– Выходит, мне с вами повезло? Не все следователи ведь такие, да? – сказала Вика.
– Не факт, что повезло. Вы могли пройти через все свалившиеся на вас неприятности, преодолеть их и заново наладить свою жизнь. Но теперь мы вступаем в противостояние, и чем всё закончится неизвестно. Но я ведь давал вам выбор, и вы выбрали борьбу, – сказал Виктор.
– Да? Когда это? – удивилась Вика.
– Когда я спросил вас, что вам важнее, жизнь Сергея или собственное благополучие. Вы ведь ответили не раздумывая, так что я взял вас в оборот.
– А, да! Точно! Конечно! Простите, я совсем запуталась… – сказала Вика, – ну значит, борьба, так борьба.

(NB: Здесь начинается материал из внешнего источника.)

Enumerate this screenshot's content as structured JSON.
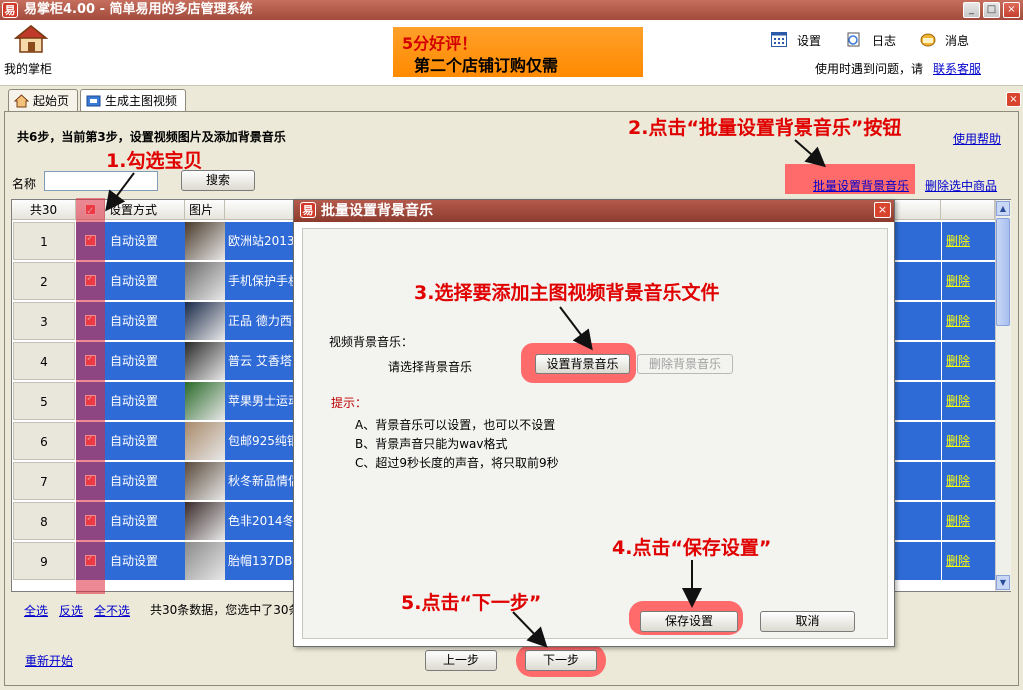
{
  "window": {
    "title": "易掌柜4.00 - 简单易用的多店管理系统",
    "logo_char": "易",
    "min_label": "_",
    "max_label": "□",
    "close_label": "×"
  },
  "header": {
    "home_label": "我的掌柜",
    "banner_line1": "5分好评！",
    "banner_line2": "第二个店铺订购仅需",
    "settings_label": "设置",
    "log_label": "日志",
    "message_label": "消息",
    "help_text": "使用时遇到问题，请",
    "contact_link": "联系客服"
  },
  "tabs": [
    {
      "label": "起始页"
    },
    {
      "label": "生成主图视频"
    }
  ],
  "tab_close_label": "×",
  "main": {
    "step_text": "共6步，当前第3步，设置视频图片及添加背景音乐",
    "use_help": "使用帮助",
    "name_label": "名称",
    "name_value": "",
    "search_button": "搜索",
    "batch_music_button": "批量设置背景音乐",
    "delete_selected": "删除选中商品"
  },
  "table": {
    "headers": {
      "count": "共30",
      "mode": "设置方式",
      "image": "图片"
    },
    "rows": [
      {
        "num": "1",
        "mode": "自动设置",
        "title": "欧洲站2013",
        "action": "删除"
      },
      {
        "num": "2",
        "mode": "自动设置",
        "title": "手机保护手机",
        "action": "删除"
      },
      {
        "num": "3",
        "mode": "自动设置",
        "title": "正品 德力西",
        "action": "删除"
      },
      {
        "num": "4",
        "mode": "自动设置",
        "title": "普云 艾香塔",
        "action": "删除"
      },
      {
        "num": "5",
        "mode": "自动设置",
        "title": "苹果男士运动",
        "action": "删除"
      },
      {
        "num": "6",
        "mode": "自动设置",
        "title": "包邮925纯银",
        "action": "删除"
      },
      {
        "num": "7",
        "mode": "自动设置",
        "title": "秋冬新品情侣",
        "action": "删除"
      },
      {
        "num": "8",
        "mode": "自动设置",
        "title": "色非2014冬",
        "action": "删除"
      },
      {
        "num": "9",
        "mode": "自动设置",
        "title": "胎帽137DB",
        "action": "删除"
      }
    ]
  },
  "footer": {
    "select_all": "全选",
    "select_invert": "反选",
    "select_none": "全不选",
    "count_text": "共30条数据，您选中了30条",
    "restart": "重新开始",
    "prev": "上一步",
    "next": "下一步"
  },
  "dialog": {
    "title": "批量设置背景音乐",
    "logo_char": "易",
    "close_label": "×",
    "music_label": "视频背景音乐：",
    "music_value": "请选择背景音乐",
    "set_music": "设置背景音乐",
    "delete_music": "删除背景音乐",
    "tip_label": "提示：",
    "tips": [
      "A、背景音乐可以设置，也可以不设置",
      "B、背景声音只能为wav格式",
      "C、超过9秒长度的声音，将只取前9秒"
    ],
    "save": "保存设置",
    "cancel": "取消"
  },
  "annotations": {
    "a1": "1.勾选宝贝",
    "a2": "2.点击“批量设置背景音乐”按钮",
    "a3": "3.选择要添加主图视频背景音乐文件",
    "a4": "4.点击“保存设置”",
    "a5": "5.点击“下一步”"
  }
}
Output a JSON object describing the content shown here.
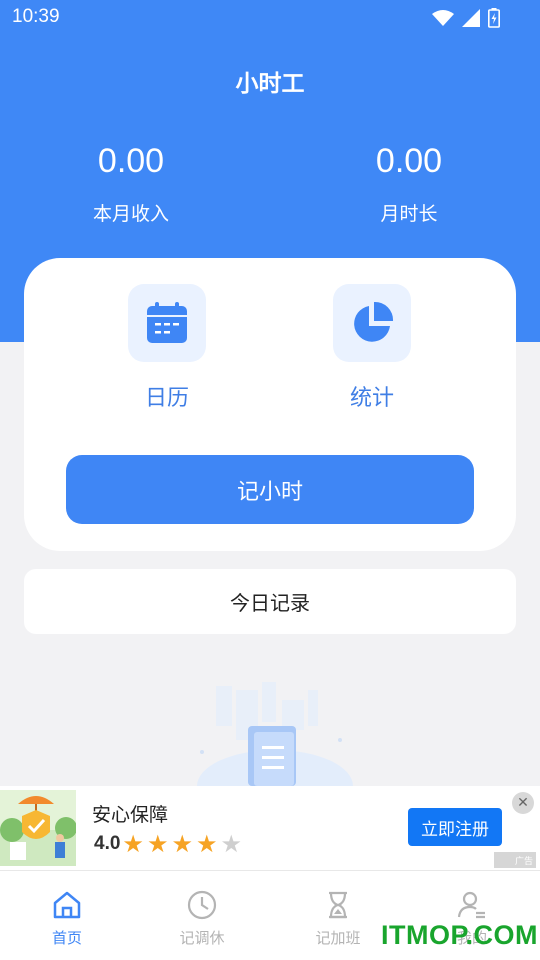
{
  "status_bar": {
    "time": "10:39"
  },
  "header": {
    "title": "小时工"
  },
  "stats": {
    "income_value": "0.00",
    "income_label": "本月收入",
    "hours_value": "0.00",
    "hours_label": "月时长"
  },
  "shortcuts": {
    "calendar_label": "日历",
    "stats_label": "统计"
  },
  "record_button_label": "记小时",
  "today_record_label": "今日记录",
  "ad": {
    "title": "安心保障",
    "rating": "4.0",
    "stars_filled": 4,
    "stars_total": 5,
    "cta_label": "立即注册",
    "badge": "广告",
    "close_glyph": "✕"
  },
  "tabs": [
    {
      "label": "首页",
      "icon": "home-icon",
      "active": true
    },
    {
      "label": "记调休",
      "icon": "clock-icon",
      "active": false
    },
    {
      "label": "记加班",
      "icon": "hourglass-icon",
      "active": false
    },
    {
      "label": "我的",
      "icon": "user-icon",
      "active": false
    }
  ],
  "watermark": "ITMOP.COM",
  "colors": {
    "primary": "#3f88f6",
    "button": "#3f86f5",
    "tile_bg": "#eaf2ff",
    "star": "#f6a324",
    "cta": "#1277f5",
    "watermark": "#19a52d"
  }
}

– Всем, что найдёте в холодильнике или на полках можете пользоваться. Но там, правда, всё длительного хранения, сами понимаете. Однако это лучше чем ничего. А вечером я привезу вам нормальных продуктов. Да, совсем забыл, если зазвонит телефон, то берите трубку, это буду я. Больше сюда никто не может позвонить. Теперь, вроде, точно всё.
Виктор огляделся по сторонам, как бы проверяя, не забыл ли ещё чего-нибудь. Ничего не вспомнив, он кивнул сам себе и вышел за дверь, оставив Вику одну. Она посидела пару минут, глядя в одну точку, потом встала, подошла к дивану и повалилась на него, уткнувшись лицом в спинку. Мыслей в голове не было вообще. Ни одной. Звенящая пустота. Её мозг оказался не готов к такому объёму новых данных и встал на паузу. Незаметно для себя она уснула.
***
Сергея переводили из камеры в камеру через равные промежутки времени. Каждый раз, он совершенно не мог понять, в туже камеру его возвращают или приводят в другую. Он пытался оставлять метки, но возвращаясь не находил их. Либо это всё же были другие камеры, либо в них очень тщательно убирались.
Кормить его продолжали исключительно хлебом и водой. Он даже к этому начал привыкать и воспринимал как определённую диету. Многие его знакомые сходили с ума на питании и чего только не ели, или, наоборот, от чего только не отказывались. Хлеб и вода? Отлично, на этом можно жить.
Морить голодом его, вопреки первоначальным опасениям, не стали, но вот зато недостаток информации был ничуть не лучше. Тишина и стерильность камер, скудная, но регулярная пища, были одной стороной медали. А вот второй стороной была его внутренняя жизнь, которая проходила каждый день по очень широкой амплитуде: от паники и отчаяния, до равнодушия и апатии.
Постепенно в нём сложилось стойкое убеждение, что он стал частью какого-то эксперимента. Что он находится под непрестанным наблюдением, неизвестно кого. Самых убедительных для него вариантов было три. Первый, что это какое-то телевизионное шоу, где людей выдёргивают из жизни и подвергают изоляции, а впоследствии и другим трудностям. Слабым местом этой версии была правовая сторона вопроса. Неужели и впрямь телевизионщики так зарвались, что похищают людей на улицах? Тогда, чтобы сгладить все претензии, им придётся платить крупную неустойку участникам шоу. А ведь некоторые могут и не согласиться, пойти на принцип и начать судиться с телеканалом.
Второй вариант, что его похитила некая криминальная структура и тоже проводит некие, пока что непонятные ему опыты. Это было гораздо хуже первого варианта, потому что там всё могло кончиться благополучно, а здесь уже вряд ли.
Ну и третий вариант был такой, что он стал частью какого-то правительственного эксперимента. Его изучают, наблюдают за всеми его действиями, возможно, моделируют разные поведенческие реакции в сложных ситуациях.
Независимо от того варианта, который имел место быть, в одном Сергей не сомневался. А именно в том, что за ним постоянно наблюдают. Сам того не желая, он все свои действия соотносил с тем, что его видят. Это было что-то похожее на квантовую физику, насколько он имел о ней представление. Объект наблюдения ведёт себя иначе, когда на него смотрят. Он чувствовал, как меняется его поведение, от осознания постоянного визуального контроля за ним.